We are discussing both of either the parents going into the school system or the teachers going into households to talk about attendance as well. Parents and guardians are encouraged to ensure their children attend school on a regular basis, Mr. Speaker. When an individual misses one day a week of school over the life of high school, it equals one year without school. That has a tremendous impact. So there should be attendance of 90 percent or more. That’s our target that we want to achieve. We are working very closely with the school boards to achieve that. We are developing various action plans geared towards how we can improve attendance in our school systems. Mahsi.

In today’s life, students bring with them lots of issues to school. Some of these issues they have they need support on. Is the school now looking at ways to help the children with their emotional and mental issues, so they can have support other than to hold on to them and not deal with them? That sometimes prevents a child from attending school. Is there support for them such as counselling services in our small schools for the kids?

The quickest answer would be yes. Again, we are working with school boards to establish those kinds of support mechanisms.

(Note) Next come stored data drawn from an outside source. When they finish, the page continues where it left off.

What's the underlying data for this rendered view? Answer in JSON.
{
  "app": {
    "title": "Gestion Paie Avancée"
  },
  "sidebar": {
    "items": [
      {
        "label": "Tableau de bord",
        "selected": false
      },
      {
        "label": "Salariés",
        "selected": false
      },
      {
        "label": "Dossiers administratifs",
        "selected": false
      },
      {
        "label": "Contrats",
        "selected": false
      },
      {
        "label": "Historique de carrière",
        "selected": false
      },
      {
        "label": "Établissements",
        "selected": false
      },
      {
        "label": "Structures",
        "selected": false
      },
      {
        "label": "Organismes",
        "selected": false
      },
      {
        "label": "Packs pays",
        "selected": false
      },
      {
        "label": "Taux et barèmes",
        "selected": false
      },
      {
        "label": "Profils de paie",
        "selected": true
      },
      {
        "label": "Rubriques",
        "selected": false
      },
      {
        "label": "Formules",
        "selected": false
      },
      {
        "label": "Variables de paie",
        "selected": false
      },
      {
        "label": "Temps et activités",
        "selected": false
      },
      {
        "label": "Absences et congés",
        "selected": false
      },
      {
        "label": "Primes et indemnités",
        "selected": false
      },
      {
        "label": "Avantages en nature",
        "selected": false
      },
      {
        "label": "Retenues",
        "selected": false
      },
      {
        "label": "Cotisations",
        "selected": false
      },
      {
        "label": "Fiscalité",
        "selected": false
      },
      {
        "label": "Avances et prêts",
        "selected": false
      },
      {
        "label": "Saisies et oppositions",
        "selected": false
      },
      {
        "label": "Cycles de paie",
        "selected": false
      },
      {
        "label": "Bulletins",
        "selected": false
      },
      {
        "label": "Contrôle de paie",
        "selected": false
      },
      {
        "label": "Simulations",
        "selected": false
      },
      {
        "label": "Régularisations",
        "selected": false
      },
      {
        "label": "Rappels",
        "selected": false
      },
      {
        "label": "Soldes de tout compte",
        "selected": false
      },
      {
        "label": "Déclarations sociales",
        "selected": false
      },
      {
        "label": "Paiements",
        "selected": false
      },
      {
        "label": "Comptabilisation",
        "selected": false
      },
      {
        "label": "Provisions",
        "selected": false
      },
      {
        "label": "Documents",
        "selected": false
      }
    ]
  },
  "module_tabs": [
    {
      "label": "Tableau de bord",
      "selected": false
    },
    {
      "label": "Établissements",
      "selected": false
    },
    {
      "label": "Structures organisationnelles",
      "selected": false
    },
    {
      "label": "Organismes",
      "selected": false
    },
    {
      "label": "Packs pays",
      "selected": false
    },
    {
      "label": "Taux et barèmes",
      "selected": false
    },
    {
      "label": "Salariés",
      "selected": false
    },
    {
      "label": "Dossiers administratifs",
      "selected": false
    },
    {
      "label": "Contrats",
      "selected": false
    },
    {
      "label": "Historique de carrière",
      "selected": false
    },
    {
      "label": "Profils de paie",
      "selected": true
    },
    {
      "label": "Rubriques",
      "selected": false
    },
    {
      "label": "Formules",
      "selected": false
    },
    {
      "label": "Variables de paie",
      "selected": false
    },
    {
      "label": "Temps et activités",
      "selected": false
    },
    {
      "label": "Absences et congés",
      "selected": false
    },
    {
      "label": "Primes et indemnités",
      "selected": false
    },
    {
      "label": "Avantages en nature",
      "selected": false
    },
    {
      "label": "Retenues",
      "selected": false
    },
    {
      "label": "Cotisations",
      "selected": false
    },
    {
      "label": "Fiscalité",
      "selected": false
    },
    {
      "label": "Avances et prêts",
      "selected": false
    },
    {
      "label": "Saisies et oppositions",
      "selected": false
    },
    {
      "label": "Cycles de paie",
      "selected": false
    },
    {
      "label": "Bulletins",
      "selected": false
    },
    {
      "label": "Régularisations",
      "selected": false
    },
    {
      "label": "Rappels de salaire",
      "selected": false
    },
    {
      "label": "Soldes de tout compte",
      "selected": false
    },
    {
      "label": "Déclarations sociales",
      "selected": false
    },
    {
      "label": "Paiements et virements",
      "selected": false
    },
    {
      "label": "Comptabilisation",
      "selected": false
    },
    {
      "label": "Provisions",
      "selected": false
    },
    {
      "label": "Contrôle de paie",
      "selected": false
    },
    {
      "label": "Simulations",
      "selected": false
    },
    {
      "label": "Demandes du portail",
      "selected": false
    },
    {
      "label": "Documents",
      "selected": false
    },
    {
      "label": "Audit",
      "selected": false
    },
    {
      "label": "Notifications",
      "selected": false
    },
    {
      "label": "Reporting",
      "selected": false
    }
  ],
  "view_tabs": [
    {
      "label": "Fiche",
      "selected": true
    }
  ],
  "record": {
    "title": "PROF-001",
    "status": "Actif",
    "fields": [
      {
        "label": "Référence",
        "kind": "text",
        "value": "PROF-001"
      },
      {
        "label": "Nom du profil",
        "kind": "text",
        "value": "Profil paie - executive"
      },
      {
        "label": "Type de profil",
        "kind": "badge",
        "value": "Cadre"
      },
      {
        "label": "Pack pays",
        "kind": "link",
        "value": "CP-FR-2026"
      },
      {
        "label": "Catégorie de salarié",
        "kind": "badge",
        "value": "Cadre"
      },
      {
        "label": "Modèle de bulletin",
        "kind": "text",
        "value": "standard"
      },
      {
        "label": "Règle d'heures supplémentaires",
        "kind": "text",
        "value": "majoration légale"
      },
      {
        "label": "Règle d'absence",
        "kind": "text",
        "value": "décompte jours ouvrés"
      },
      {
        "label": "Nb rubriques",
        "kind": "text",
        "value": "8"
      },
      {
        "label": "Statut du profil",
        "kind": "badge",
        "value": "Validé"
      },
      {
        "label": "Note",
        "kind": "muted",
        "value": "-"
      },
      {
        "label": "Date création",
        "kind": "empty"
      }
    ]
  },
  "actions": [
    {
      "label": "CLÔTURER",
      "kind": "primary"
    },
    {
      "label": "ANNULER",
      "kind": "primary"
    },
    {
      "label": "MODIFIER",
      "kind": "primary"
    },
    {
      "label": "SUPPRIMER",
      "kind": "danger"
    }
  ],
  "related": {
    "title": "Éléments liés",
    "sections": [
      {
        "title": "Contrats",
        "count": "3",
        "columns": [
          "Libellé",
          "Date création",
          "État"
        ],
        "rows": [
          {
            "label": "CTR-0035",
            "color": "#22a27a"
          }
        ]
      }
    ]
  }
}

Again, poor attendance is a symptom of underlying issues, such as students being disengaged in learning, negative feelings within our schools towards students or families, a sense of not belonging, and the safety factor is a huge issue. It’s a priority for school boards. Our prime focus is on student well-being through safe and caring school practices, providing nutritious food in our school system. Those are fundamental and what we’ve heard from our elders and educators in the school system that we must provide to our education system in the Northwest Territories. Those are areas that we will push forward on. Mahsi, Mr. Speaker.

Speaker: MR. SPEAKER

Colleagues, before we go on today, we’ve been going through eight questions and eight answers today and it takes 15 minutes. Your preamble and your responses, if you could tighten it up a little bit for the House, thank you. The honourable Member for Hay River North, Mr. Bouchard.